Prefrontal cortical deficits in type 1 diabetes mellitus: brain correlates of comorbid depression.

Abstract

CONTEXT Neural substrates that may be responsible for the high prevalence of depression in type 1 diabetes mellitus (T1DM) have not yet been elucidated. OBJECTIVE To investigate neuroanatomic correlates of depression in T1DM. DESIGN Case-control study using high-resolution brain magnetic resonance images. SETTINGS Joslin Diabetes Center and McLean Hospital, Massachusetts, and Seoul National University Hospital, South Korea.
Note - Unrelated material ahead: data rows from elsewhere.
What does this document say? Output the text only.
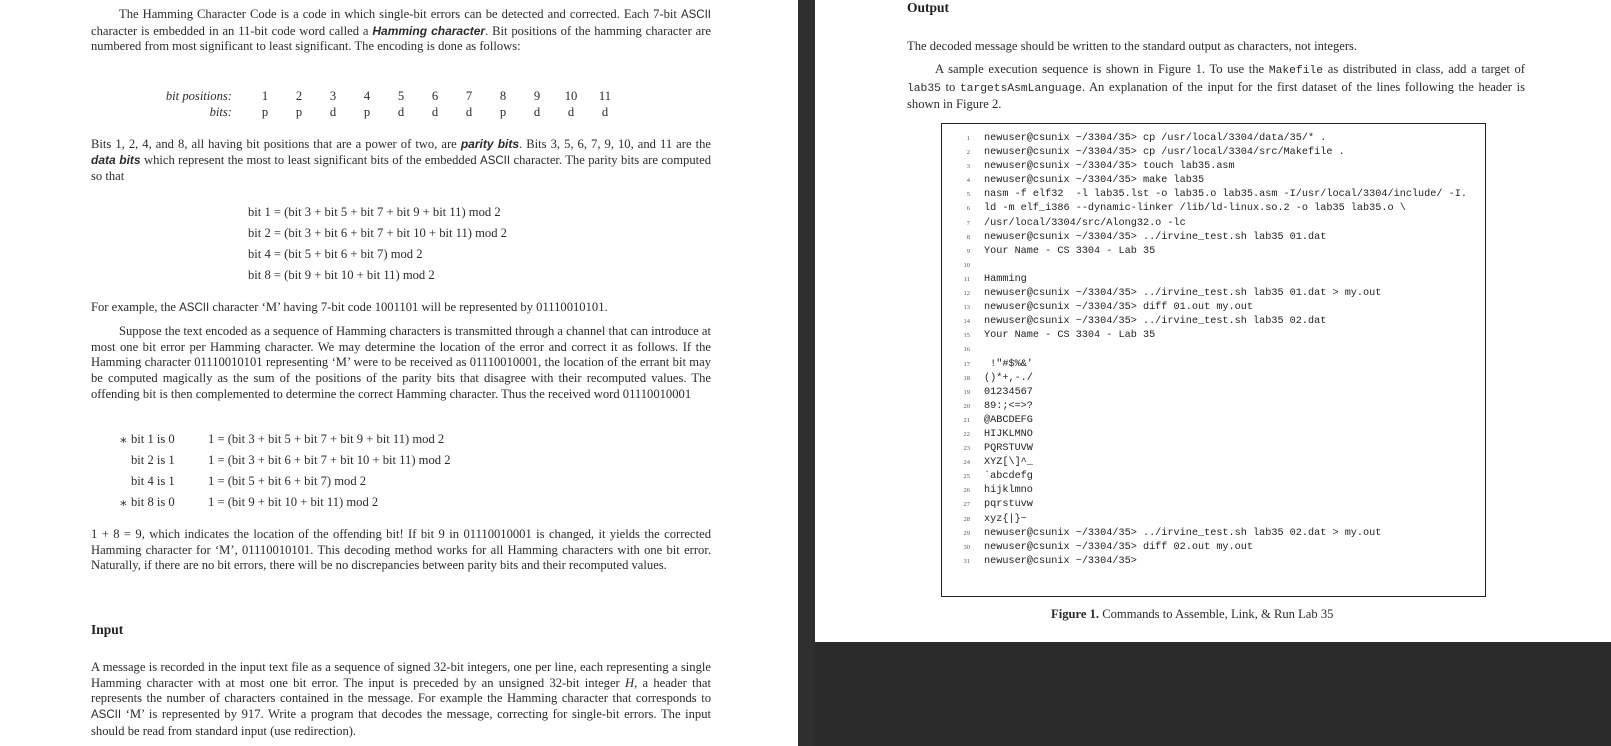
The Hamming Character Code is a code in which single-bit errors can be detected and corrected. Each 7-bit ASCII character is embedded in an 11-bit code word called a Hamming character. Bit positions of the hamming character are numbered from most significant to least significant. The encoding is done as follows:

bit positions:	1	2	3	4	5	6	7	8	9	10	11
bits:	p	p	d	p	d	d	d	p	d	d	d

Bits 1, 2, 4, and 8, all having bit positions that are a power of two, are parity bits. Bits 3, 5, 6, 7, 9, 10, and 11 are the data bits which represent the most to least significant bits of the embedded ASCII character. The parity bits are computed so that

bit 1 = (bit 3 + bit 5 + bit 7 + bit 9 + bit 11) mod 2
bit 2 = (bit 3 + bit 6 + bit 7 + bit 10 + bit 11) mod 2
bit 4 = (bit 5 + bit 6 + bit 7) mod 2
bit 8 = (bit 9 + bit 10 + bit 11) mod 2

For example, the ASCII character ‘M’ having 7-bit code 1001101 will be represented by 01110010101.

Suppose the text encoded as a sequence of Hamming characters is transmitted through a channel that can introduce at most one bit error per Hamming character. We may determine the location of the error and correct it as follows. If the Hamming character 01110010101 representing ‘M’ were to be received as 01110010001, the location of the errant bit may be computed magically as the sum of the positions of the parity bits that disagree with their recomputed values. The offending bit is then complemented to determine the correct Hamming character. Thus the received word 01110010001

∗ bit 1 is 0	1 = (bit 3 + bit 5 + bit 7 + bit 9 + bit 11) mod 2
bit 2 is 1	1 = (bit 3 + bit 6 + bit 7 + bit 10 + bit 11) mod 2
bit 4 is 1	1 = (bit 5 + bit 6 + bit 7) mod 2
∗ bit 8 is 0	1 = (bit 9 + bit 10 + bit 11) mod 2

1 + 8 = 9, which indicates the location of the offending bit! If bit 9 in 01110010001 is changed, it yields the corrected Hamming character for ‘M’, 01110010101. This decoding method works for all Hamming characters with one bit error. Naturally, if there are no bit errors, there will be no discrepancies between parity bits and their recomputed values.

Input

A message is recorded in the input text file as a sequence of signed 32-bit integers, one per line, each representing a single Hamming character with at most one bit error. The input is preceded by an unsigned 32-bit integer H, a header that represents the number of characters contained in the message. For example the Hamming character that corresponds to ASCII ‘M’ is represented by 917. Write a program that decodes the message, correcting for single-bit errors. The input should be read from standard input (use redirection).

Output

The decoded message should be written to the standard output as characters, not integers.

A sample execution sequence is shown in Figure 1. To use the Makefile as distributed in class, add a target of lab35 to targetsAsmLanguage. An explanation of the input for the first dataset of the lines following the header is shown in Figure 2.

1 newuser@csunix ~/3304/35> cp /usr/local/3304/data/35/* .
2 newuser@csunix ~/3304/35> cp /usr/local/3304/src/Makefile .
3 newuser@csunix ~/3304/35> touch lab35.asm
4 newuser@csunix ~/3304/35> make lab35
5 nasm -f elf32  -l lab35.lst -o lab35.o lab35.asm -I/usr/local/3304/include/ -I.
6 ld -m elf_i386 --dynamic-linker /lib/ld-linux.so.2 -o lab35 lab35.o \
7 /usr/local/3304/src/Along32.o -lc
8 newuser@csunix ~/3304/35> ../irvine_test.sh lab35 01.dat
9 Your Name - CS 3304 - Lab 35
10
11 Hamming
12 newuser@csunix ~/3304/35> ../irvine_test.sh lab35 01.dat > my.out
13 newuser@csunix ~/3304/35> diff 01.out my.out
14 newuser@csunix ~/3304/35> ../irvine_test.sh lab35 02.dat
15 Your Name - CS 3304 - Lab 35
16
17 !"#$%&'
18 ()*+,-./
19 01234567
20 89:;<=>?
21 @ABCDEFG
22 HIJKLMNO
23 PQRSTUVW
24 XYZ[\]^_
25 `abcdefg
26 hijklmno
27 pqrstuvw
28 xyz{|}~
29 newuser@csunix ~/3304/35> ../irvine_test.sh lab35 02.dat > my.out
30 newuser@csunix ~/3304/35> diff 02.out my.out
31 newuser@csunix ~/3304/35>

Figure 1. Commands to Assemble, Link, & Run Lab 35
PARTICIPANTS A total of 125 patients with T1DM (44 subjects with ≥1 previous depressive episodes [T1DM-depression group] and 81 subjects who had never experienced depressive episodes [T1DM-only group]), 23 subjects without T1DM but with 1 or more previous depressive episodes (depression group), and 38 healthy subjects (control group). MAIN OUTCOME MEASURES Spatial distributions of cortical thickness for each diagnostic group were compared with the control group using a surface-based approach. Among patients with T1DM, associations between metabolic control measures and cortical thickness deficits were examined. RESULTS Thickness reduction in the bilateral superior prefrontal cortical regions was observed in the T1DM-depression, T1DM-only, and depression groups relative to the control group at corrected P < .01. Conjunction analyses demonstrated that thickness reductions related to the influence of T1DM and those related to past depressive episode influence were observed primarily in the superior prefrontal cortical region. Long-term glycemic control levels were associated with superior prefrontal cortical deficits in patients with T1DM (β = -0.19, P = .02). CONCLUSIONS This study provides evidence that thickness reduction of prefrontal cortical regions in patients with T1DM, as modified by long-term glycemic control, could contribute to the increased risk for comorbid depression.